There's nothing like a man's most deep motive in the world to thoroughly screw up what was already screwed up thinking. Ayn Rand and Karl Marx both.

Will S wrote:Can you imagine many present day apologists putting it as clearly and baldly as that? Today, they seem to say, routinely, that 'reason can take you only so far …' They imply that, beyond reason, there's a … something – only we're never told exactly what it is.

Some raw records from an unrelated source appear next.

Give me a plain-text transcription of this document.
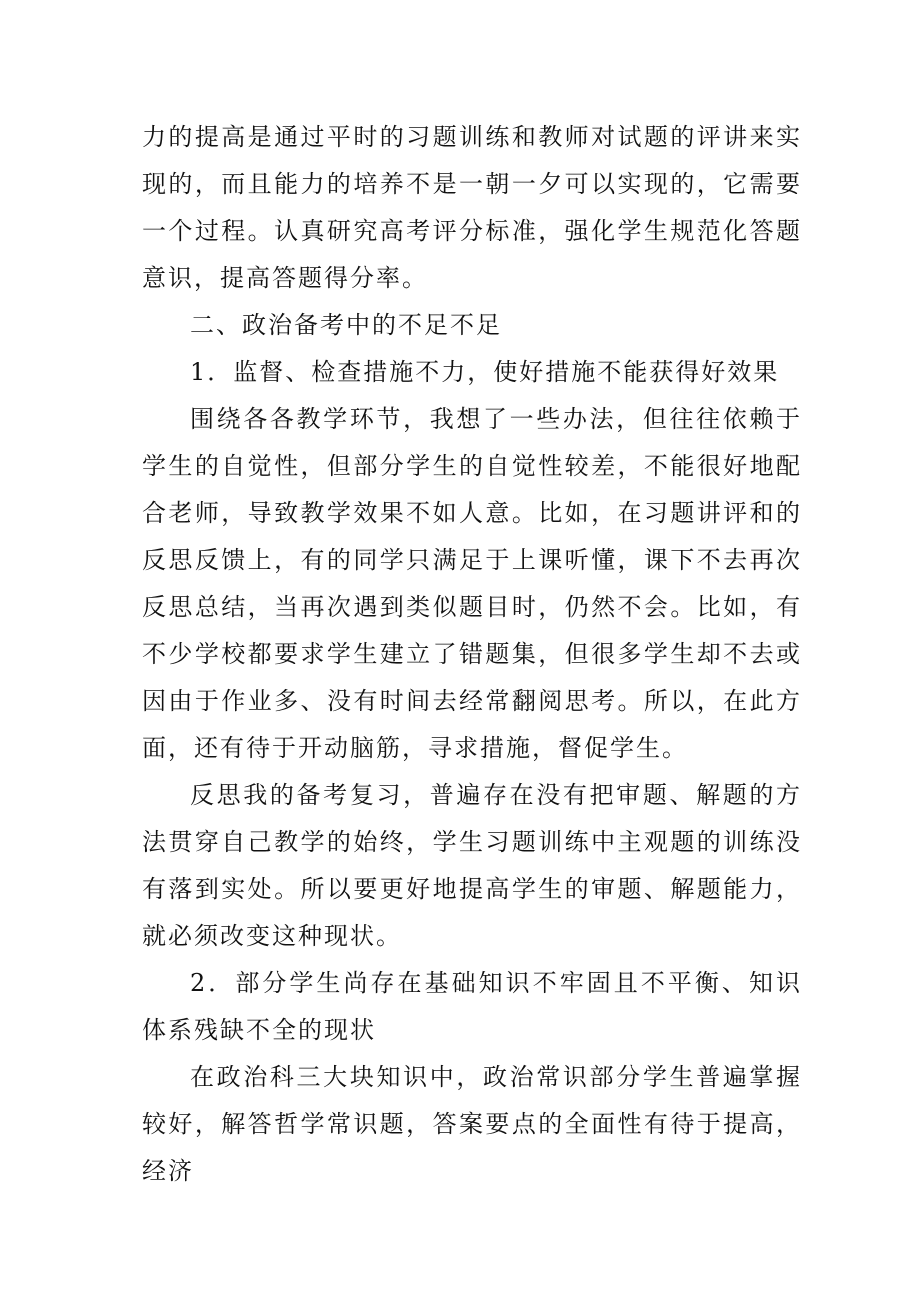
力的提高是通过平时的习题训练和教师对试题的评讲来实现的，而且能力的培养不是一朝一夕可以实现的，它需要一个过程。认真研究高考评分标准，强化学生规范化答题意识，提高答题得分率。

二、政治备考中的不足不足

1．监督、检查措施不力，使好措施不能获得好效果

围绕各各教学环节，我想了一些办法，但往往依赖于学生的自觉性，但部分学生的自觉性较差，不能很好地配合老师，导致教学效果不如人意。比如，在习题讲评和的反思反馈上，有的同学只满足于上课听懂，课下不去再次反思总结，当再次遇到类似题目时，仍然不会。比如，有不少学校都要求学生建立了错题集，但很多学生却不去或因由于作业多、没有时间去经常翻阅思考。所以，在此方面，还有待于开动脑筋，寻求措施，督促学生。

反思我的备考复习，普遍存在没有把审题、解题的方法贯穿自己教学的始终，学生习题训练中主观题的训练没有落到实处。所以要更好地提高学生的审题、解题能力，就必须改变这种现状。

2．部分学生尚存在基础知识不牢固且不平衡、知识体系残缺不全的现状

在政治科三大块知识中，政治常识部分学生普遍掌握较好，解答哲学常识题，答案要点的全面性有待于提高，经济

So, in conclusion, and to put it a bit brutally, I suggest that a great deal of religious polemic is devoted to using reason in an opportunistic, even deceitful, now-you-see-it-now-you-don't, kind of way. Time and again, I find myself wanting to say to religious people, in the grim words which the Bible attributes to Festus: 'Hast thou appealed unto Caesar? unto Caesar shalt thou go!'


That's where they're going. But, be careful yourself. I wager that if sentience has as its ultimate ancestor non-sentience, then either no one can ever know anything about anything for what it really is, or anyone can (think that they can) become all-powerful over all the cosmos.